Despite Peruvian President Ollanta Humala's campaign promise to decriminalize press crimes, the number of jail and probation sentences against journalists continue to rise in the Andean nation, Reporters Without Borders (RSF in French) claimed on Jan. 5.

With more than 25 cases against journalists in 2011, the National Association of Peruvian Journalists (ANP in Spanish) released a statement affirming that the judicial system has become a mechanism for public servants to intimidate and silence independent journalists. In light of these cases, RSF has joined ANP to call for the decriminalization of press crimes in Peru.

In 2011, three Peruvian journalists were killed and a radio host was jailed for six months on a defamation charge.

The Knight Center's blog Journalism in the Americas has also reported on the prison sentences against columnist Luis Torres Montero, blogger José Alejandro Godoy, journalists Fritz Du Bois and Gressler Ojeda, as well as Hans Francisco Andrade Chávez.

Currently, Gastón Darío Medina Sotomayor, reporter for Cadena Sur TV-Canal 15 and Radio Nova FM in the city of Ica, is waiting on an appeal decision on Monday, Jan. 9, which will determine whether or not his sentence of three years in prison and $3,700 fine will stand, reported RSF. The reporter was accused of calling a local representative a "turncoat," a phrase used to describe Congressmen who took payments to abandon their political parties for former-President Alberto Fujimori's Peru 2000 party.

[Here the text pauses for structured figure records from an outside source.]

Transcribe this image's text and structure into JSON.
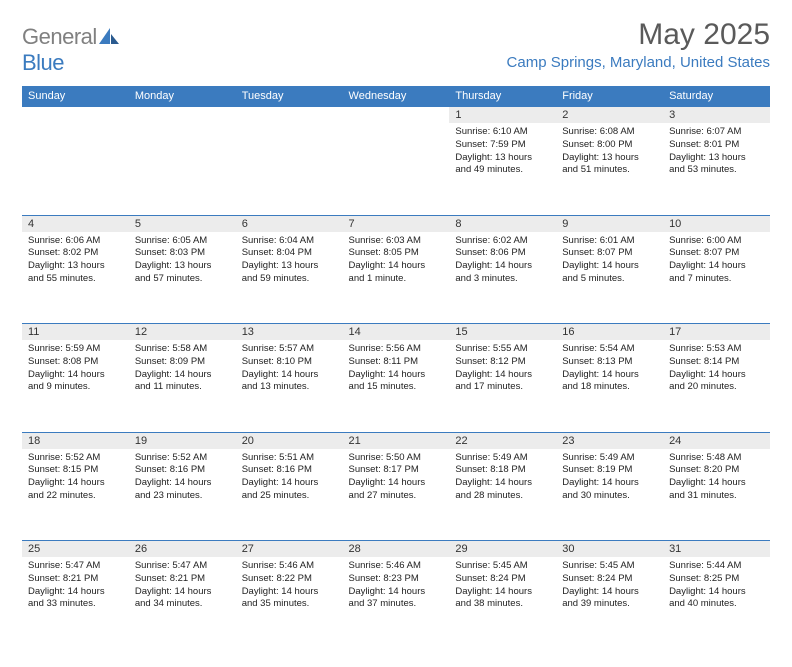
{
  "logo": {
    "part1": "General",
    "part2": "Blue"
  },
  "title": "May 2025",
  "location": "Camp Springs, Maryland, United States",
  "colors": {
    "header_bg": "#3b7bbf",
    "header_text": "#ffffff",
    "daynum_bg": "#ececec",
    "page_bg": "#ffffff",
    "title_color": "#5a5a5a",
    "location_color": "#3b7bbf",
    "logo_gray": "#808080",
    "logo_blue": "#3b7bbf",
    "cell_border": "#3b7bbf"
  },
  "day_headers": [
    "Sunday",
    "Monday",
    "Tuesday",
    "Wednesday",
    "Thursday",
    "Friday",
    "Saturday"
  ],
  "weeks": [
    [
      null,
      null,
      null,
      null,
      {
        "n": "1",
        "sr": "Sunrise: 6:10 AM",
        "ss": "Sunset: 7:59 PM",
        "d1": "Daylight: 13 hours",
        "d2": "and 49 minutes."
      },
      {
        "n": "2",
        "sr": "Sunrise: 6:08 AM",
        "ss": "Sunset: 8:00 PM",
        "d1": "Daylight: 13 hours",
        "d2": "and 51 minutes."
      },
      {
        "n": "3",
        "sr": "Sunrise: 6:07 AM",
        "ss": "Sunset: 8:01 PM",
        "d1": "Daylight: 13 hours",
        "d2": "and 53 minutes."
      }
    ],
    [
      {
        "n": "4",
        "sr": "Sunrise: 6:06 AM",
        "ss": "Sunset: 8:02 PM",
        "d1": "Daylight: 13 hours",
        "d2": "and 55 minutes."
      },
      {
        "n": "5",
        "sr": "Sunrise: 6:05 AM",
        "ss": "Sunset: 8:03 PM",
        "d1": "Daylight: 13 hours",
        "d2": "and 57 minutes."
      },
      {
        "n": "6",
        "sr": "Sunrise: 6:04 AM",
        "ss": "Sunset: 8:04 PM",
        "d1": "Daylight: 13 hours",
        "d2": "and 59 minutes."
      },
      {
        "n": "7",
        "sr": "Sunrise: 6:03 AM",
        "ss": "Sunset: 8:05 PM",
        "d1": "Daylight: 14 hours",
        "d2": "and 1 minute."
      },
      {
        "n": "8",
        "sr": "Sunrise: 6:02 AM",
        "ss": "Sunset: 8:06 PM",
        "d1": "Daylight: 14 hours",
        "d2": "and 3 minutes."
      },
      {
        "n": "9",
        "sr": "Sunrise: 6:01 AM",
        "ss": "Sunset: 8:07 PM",
        "d1": "Daylight: 14 hours",
        "d2": "and 5 minutes."
      },
      {
        "n": "10",
        "sr": "Sunrise: 6:00 AM",
        "ss": "Sunset: 8:07 PM",
        "d1": "Daylight: 14 hours",
        "d2": "and 7 minutes."
      }
    ],
    [
      {
        "n": "11",
        "sr": "Sunrise: 5:59 AM",
        "ss": "Sunset: 8:08 PM",
        "d1": "Daylight: 14 hours",
        "d2": "and 9 minutes."
      },
      {
        "n": "12",
        "sr": "Sunrise: 5:58 AM",
        "ss": "Sunset: 8:09 PM",
        "d1": "Daylight: 14 hours",
        "d2": "and 11 minutes."
      },
      {
        "n": "13",
        "sr": "Sunrise: 5:57 AM",
        "ss": "Sunset: 8:10 PM",
        "d1": "Daylight: 14 hours",
        "d2": "and 13 minutes."
      },
      {
        "n": "14",
        "sr": "Sunrise: 5:56 AM",
        "ss": "Sunset: 8:11 PM",
        "d1": "Daylight: 14 hours",
        "d2": "and 15 minutes."
      },
      {
        "n": "15",
        "sr": "Sunrise: 5:55 AM",
        "ss": "Sunset: 8:12 PM",
        "d1": "Daylight: 14 hours",
        "d2": "and 17 minutes."
      },
      {
        "n": "16",
        "sr": "Sunrise: 5:54 AM",
        "ss": "Sunset: 8:13 PM",
        "d1": "Daylight: 14 hours",
        "d2": "and 18 minutes."
      },
      {
        "n": "17",
        "sr": "Sunrise: 5:53 AM",
        "ss": "Sunset: 8:14 PM",
        "d1": "Daylight: 14 hours",
        "d2": "and 20 minutes."
      }
    ],
    [
      {
        "n": "18",
        "sr": "Sunrise: 5:52 AM",
        "ss": "Sunset: 8:15 PM",
        "d1": "Daylight: 14 hours",
        "d2": "and 22 minutes."
      },
      {
        "n": "19",
        "sr": "Sunrise: 5:52 AM",
        "ss": "Sunset: 8:16 PM",
        "d1": "Daylight: 14 hours",
        "d2": "and 23 minutes."
      },
      {
        "n": "20",
        "sr": "Sunrise: 5:51 AM",
        "ss": "Sunset: 8:16 PM",
        "d1": "Daylight: 14 hours",
        "d2": "and 25 minutes."
      },
      {
        "n": "21",
        "sr": "Sunrise: 5:50 AM",
        "ss": "Sunset: 8:17 PM",
        "d1": "Daylight: 14 hours",
        "d2": "and 27 minutes."
      },
      {
        "n": "22",
        "sr": "Sunrise: 5:49 AM",
        "ss": "Sunset: 8:18 PM",
        "d1": "Daylight: 14 hours",
        "d2": "and 28 minutes."
      },
      {
        "n": "23",
        "sr": "Sunrise: 5:49 AM",
        "ss": "Sunset: 8:19 PM",
        "d1": "Daylight: 14 hours",
        "d2": "and 30 minutes."
      },
      {
        "n": "24",
        "sr": "Sunrise: 5:48 AM",
        "ss": "Sunset: 8:20 PM",
        "d1": "Daylight: 14 hours",
        "d2": "and 31 minutes."
      }
    ],
    [
      {
        "n": "25",
        "sr": "Sunrise: 5:47 AM",
        "ss": "Sunset: 8:21 PM",
        "d1": "Daylight: 14 hours",
        "d2": "and 33 minutes."
      },
      {
        "n": "26",
        "sr": "Sunrise: 5:47 AM",
        "ss": "Sunset: 8:21 PM",
        "d1": "Daylight: 14 hours",
        "d2": "and 34 minutes."
      },
      {
        "n": "27",
        "sr": "Sunrise: 5:46 AM",
        "ss": "Sunset: 8:22 PM",
        "d1": "Daylight: 14 hours",
        "d2": "and 35 minutes."
      },
      {
        "n": "28",
        "sr": "Sunrise: 5:46 AM",
        "ss": "Sunset: 8:23 PM",
        "d1": "Daylight: 14 hours",
        "d2": "and 37 minutes."
      },
      {
        "n": "29",
        "sr": "Sunrise: 5:45 AM",
        "ss": "Sunset: 8:24 PM",
        "d1": "Daylight: 14 hours",
        "d2": "and 38 minutes."
      },
      {
        "n": "30",
        "sr": "Sunrise: 5:45 AM",
        "ss": "Sunset: 8:24 PM",
        "d1": "Daylight: 14 hours",
        "d2": "and 39 minutes."
      },
      {
        "n": "31",
        "sr": "Sunrise: 5:44 AM",
        "ss": "Sunset: 8:25 PM",
        "d1": "Daylight: 14 hours",
        "d2": "and 40 minutes."
      }
    ]
  ]
}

In the most recent case to date, the director of the biweekly publication Quincenario Marco Regional Nuevo Confidencial, in the northern province of Chiclayo, was sentenced to a one year suspended prison sentence and a $3,700 fine on Jan. 3, for publishing complaints from students of a scam at a private university, reported RSF.

Director of Ribereña Noticias, Teobaldo Meléndez Fachín, received a three-year conditional prison sentence for defamation after denouncing a bank fraud scheme that implicated the mayor of Yurimaguas, reported Huaral Noticias. If the journalist is unable to pay the $11,000 fine, the prison sentence would come into effect, reported RSF.